Rochefoucauld et qui savaient bien les rues de Paris. Et m'étant rendu à la Rochefoucauld, le sieur Mathière, frère de M. Tabouret, qui levait la taille de ces côtéslà, y étant venu, me vint voir; et, lui ayant demandé des nouvelles de la recette et quand il portait son argent à Angoulême, il me dit que, lorsqu'il y avait sept ou huit mille livres, qu'il y faisait un tour. Je considérai que la fortune me présentait cette occasion pour favoriser mes desseins par le secours que je pourrais trouver, en prenant bien mes mesures; et l'ayant fait questionner sur l'argent qu'il pouvait avoir, j'appris que cela pouvait aller à plus de quatre mille livres, sans compter quatre ou cinq cents livres qu'il avait reçues à la Rochefoucauld. Je me proposai de profiter de l'occasion que ma bonne fortune me présentait, et, laissant passer quelques jours qu'il eut augmenté sa recette, je fis observer sa marche. Ayant appris qu'il était dans une bourgade et qu'il avait envoyé dans les villages des environs pour faire venir en ce lieu-là les collecteurs du voisinage y apporter leur argent, je pris quatre hommes qui avaient leurs chevaux, de ceux dont je m'étais déjà assuré, et deux à pied avec chacun un fusil, et m'en allai au lieu où il était. Et n'ayant pas eu de peine, en y arrivant, d'apprendre le cabaret où il faisait sa recette, je mis pied à terre avec deux des cavaliers; j'entrai dans sa chambre le pistolet à la main, et lui demandai : « Qui vive?» M'ayant répondu : « Vivent les Princes! » je lui dis : « Vive le Roi! » Il s'écria : « Hé!

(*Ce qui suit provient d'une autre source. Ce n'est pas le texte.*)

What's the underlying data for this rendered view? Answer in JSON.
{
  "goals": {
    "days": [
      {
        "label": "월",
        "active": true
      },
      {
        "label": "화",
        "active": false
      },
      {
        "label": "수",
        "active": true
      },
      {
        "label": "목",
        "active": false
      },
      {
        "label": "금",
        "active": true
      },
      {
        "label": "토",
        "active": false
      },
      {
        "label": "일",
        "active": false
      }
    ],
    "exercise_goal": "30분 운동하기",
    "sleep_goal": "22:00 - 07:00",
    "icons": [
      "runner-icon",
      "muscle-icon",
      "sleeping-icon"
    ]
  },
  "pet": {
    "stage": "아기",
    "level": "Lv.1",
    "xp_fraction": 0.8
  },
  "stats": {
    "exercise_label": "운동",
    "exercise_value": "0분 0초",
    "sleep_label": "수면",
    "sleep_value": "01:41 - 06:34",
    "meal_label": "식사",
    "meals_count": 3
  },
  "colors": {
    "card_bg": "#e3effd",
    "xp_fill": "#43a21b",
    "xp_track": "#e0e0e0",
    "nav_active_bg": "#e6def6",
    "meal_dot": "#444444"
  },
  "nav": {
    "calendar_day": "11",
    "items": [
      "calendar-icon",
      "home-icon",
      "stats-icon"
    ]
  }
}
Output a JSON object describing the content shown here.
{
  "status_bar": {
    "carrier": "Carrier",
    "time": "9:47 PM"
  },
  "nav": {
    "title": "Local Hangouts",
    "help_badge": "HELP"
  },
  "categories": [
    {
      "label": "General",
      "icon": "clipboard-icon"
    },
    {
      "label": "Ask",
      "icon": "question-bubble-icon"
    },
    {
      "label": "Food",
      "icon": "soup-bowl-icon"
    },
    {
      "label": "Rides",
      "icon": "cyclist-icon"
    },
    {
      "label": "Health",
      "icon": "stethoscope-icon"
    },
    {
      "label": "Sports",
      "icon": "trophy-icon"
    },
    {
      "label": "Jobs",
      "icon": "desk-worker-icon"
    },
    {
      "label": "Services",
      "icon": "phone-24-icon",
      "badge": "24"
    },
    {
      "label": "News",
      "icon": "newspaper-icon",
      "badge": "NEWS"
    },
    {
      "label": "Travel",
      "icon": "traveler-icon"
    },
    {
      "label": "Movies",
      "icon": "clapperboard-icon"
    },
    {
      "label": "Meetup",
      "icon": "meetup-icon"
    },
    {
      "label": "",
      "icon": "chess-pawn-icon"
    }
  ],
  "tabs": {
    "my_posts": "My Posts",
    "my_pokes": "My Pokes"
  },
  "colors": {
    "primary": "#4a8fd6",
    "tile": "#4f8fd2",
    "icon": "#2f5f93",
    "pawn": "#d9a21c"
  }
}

Monsieur, vous savez bien que c'est pour lui que j'amasse de l'argent. » Lors, je lui dis : « J'ai besoin, M. Mathière, de celui que vous avez pour le service de Messieurs les Princes. >> Et m'approchant d'une table où il comptait de l'argent qu'un collecteur lui avait apporté, je me saisis d'une grosse bourse qui était dessus, où il y en avait trois ou quatre autres attachées pour mettre les différentes

1 Ceux qui percevaient les tailles dans chaque paroisse.